Kurun seviyesi değil vadesi sürpriz‏

16.04.2015 16:41

2015 yılına dair bir çok kurumun raporunu incelediğinizde bu kurumlara biz de dahiliz, yarsısından çoğunun kurda yıl içerisinde 2,70 seviyelerini beklediğini görürsünüz. Aslında görünen köy kılavuz istemez misali kurun bu seviyelere geleceği belliydi fakat zamanlama konusunda bu kurumların neredeyse tamamı yanılmıştır diye düşünüyorum.

Peki bu seviyelere neden bu kadar hızlı geldik ?

Fed’in 2008 küresel krizi sonrası başlattığı parasal genişleme programının sonuncusu olan QE3 programını geçtiğimiz sene bitirmesinin ardından bu yılın Fed’in faiz artırım hikayesi nedeniyle doların yılı olacağı çok net bir şekilde görülebiliyordu. Özellikle tahvil alım programının sonlandırılması sonrasında gelişmekte olan ülke para birimlerinde negatif bir tablonun söz konusu olmaya başladığını görmüştük. Yakın zamana baktığımızda ise ABD ekonomisinin başta istihdam piyasası olmak üzere iyiye gitmesi, Fed tutanaklarından ilk önce ‘’kayda değer zaman’’ ifadesinin kaldırılması daha sonra da  bu ifadenin yerine koyulan ‘’sabırlı’’ ifadesinin kaldırılması Fed’den faiz artırım beklentilerinin artmasına yol açtı.

Bu süreçte Avrupa Merkez Bankası’nın da Fed’in tam tersi politika uygulaması (parasal genişleme programı başlatması ve faizleri sıfıra yakın seviyelere indirmesi) sonrasında Euro/dolar paritesi hızlı bir şekilde 1,40 seviyelerinden 1,04 seviyelerine kadar geriledi. Paritenin bu denli hızla gerilemesi de dolar endeksini son 12 yılın en yüksek seviyelerine taşıdı. Buraya kadar anlattıklarımız global bazda yaşanan olaylar. Peki kurun bu seviyelerde olması tamamen global hareketlere bağlanabilir mi ? Tabiki bağlanamaz. Yurtiçinde son dönemlerde yaşanan siyasi kanat ve Merkez Bankası arasındaki diyaloglar ister istemez yabancı yatırımcının ülkeden çıkmasına sebep oldu. Dünyanın hangi ülkesinde siyasi kanat ile Merkez Bankası arasında bu denli faiz oranına ilişkin tartışma yaşanırsa o ülkenin sıkıntıya girmesi kadar doğal bir şey olamaz. Tabi diğer yandan ekonomik veriler de kurdaki hareketleri destekler nitelikte. Büyüme yüzde 2,6, işsizlik oranı yüzde 11,3, enflasyon yüzde 7,6, cari açığın GSYH’ye oranı ise yüzde 5,6 seviyesinde. Diğer yandan ekonomiye dair öncü göstergelerden olan sanayi üretimi, kapasite kullanımı ve tüketici güveni rakamları ise son yılların en düşük seviyelerinde seyrediyor. Tabi diğer yandan Rusya, Yunanistan ve Ortadoğu’da yaşanan beklenmedik olaylar da kurda yaşanan hareketliliği destekledi.
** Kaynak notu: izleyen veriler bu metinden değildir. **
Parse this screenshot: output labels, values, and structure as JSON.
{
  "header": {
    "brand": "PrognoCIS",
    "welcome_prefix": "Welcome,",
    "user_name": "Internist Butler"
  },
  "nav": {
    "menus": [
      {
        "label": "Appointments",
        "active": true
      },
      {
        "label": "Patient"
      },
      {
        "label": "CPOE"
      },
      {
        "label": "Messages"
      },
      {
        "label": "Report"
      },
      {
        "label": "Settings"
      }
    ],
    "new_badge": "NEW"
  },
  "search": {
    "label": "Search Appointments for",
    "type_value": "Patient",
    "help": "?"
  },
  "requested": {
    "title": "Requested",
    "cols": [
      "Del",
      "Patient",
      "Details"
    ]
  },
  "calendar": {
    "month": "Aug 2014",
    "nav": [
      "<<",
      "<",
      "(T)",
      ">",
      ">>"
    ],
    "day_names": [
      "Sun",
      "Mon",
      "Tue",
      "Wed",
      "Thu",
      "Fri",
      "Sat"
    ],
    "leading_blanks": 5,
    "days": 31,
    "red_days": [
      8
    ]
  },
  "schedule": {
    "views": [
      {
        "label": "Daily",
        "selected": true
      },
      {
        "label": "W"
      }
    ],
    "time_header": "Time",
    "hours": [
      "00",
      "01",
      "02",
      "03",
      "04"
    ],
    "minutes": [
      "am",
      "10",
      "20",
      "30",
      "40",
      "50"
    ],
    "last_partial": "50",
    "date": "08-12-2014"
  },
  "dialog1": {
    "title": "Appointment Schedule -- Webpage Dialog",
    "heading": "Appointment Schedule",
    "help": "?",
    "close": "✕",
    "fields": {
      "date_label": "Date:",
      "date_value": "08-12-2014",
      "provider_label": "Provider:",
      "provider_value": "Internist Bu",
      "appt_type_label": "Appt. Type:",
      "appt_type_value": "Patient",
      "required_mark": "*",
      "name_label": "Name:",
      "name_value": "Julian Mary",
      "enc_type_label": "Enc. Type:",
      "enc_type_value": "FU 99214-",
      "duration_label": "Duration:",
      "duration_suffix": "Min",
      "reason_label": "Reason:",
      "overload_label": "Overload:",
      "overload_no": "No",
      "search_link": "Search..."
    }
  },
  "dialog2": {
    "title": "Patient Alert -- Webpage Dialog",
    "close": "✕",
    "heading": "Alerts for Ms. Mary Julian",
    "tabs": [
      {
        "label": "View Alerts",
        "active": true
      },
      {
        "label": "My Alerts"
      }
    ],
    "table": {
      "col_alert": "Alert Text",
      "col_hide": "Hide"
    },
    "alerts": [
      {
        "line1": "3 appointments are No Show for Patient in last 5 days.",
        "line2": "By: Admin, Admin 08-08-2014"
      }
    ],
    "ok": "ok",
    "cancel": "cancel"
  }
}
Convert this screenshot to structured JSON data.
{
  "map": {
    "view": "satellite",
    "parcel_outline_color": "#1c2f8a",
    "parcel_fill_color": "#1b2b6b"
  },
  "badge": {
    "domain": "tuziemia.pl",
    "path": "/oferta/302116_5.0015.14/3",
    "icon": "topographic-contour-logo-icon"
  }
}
Önümüzdeki sürece baktığımızda çok rahat günlerin bizi beklediğini söylememiz doğru olmaz. Gerek Fed’den faiz artırım beklentilerinin her geçen gün artması, gerek Yunanistan ve Ortadoğu gelişmeleri gerekse yurtiçinde yapılacak olan seçimler kuru yukarıda tutabilecek sebepler olarak gözükmektedir.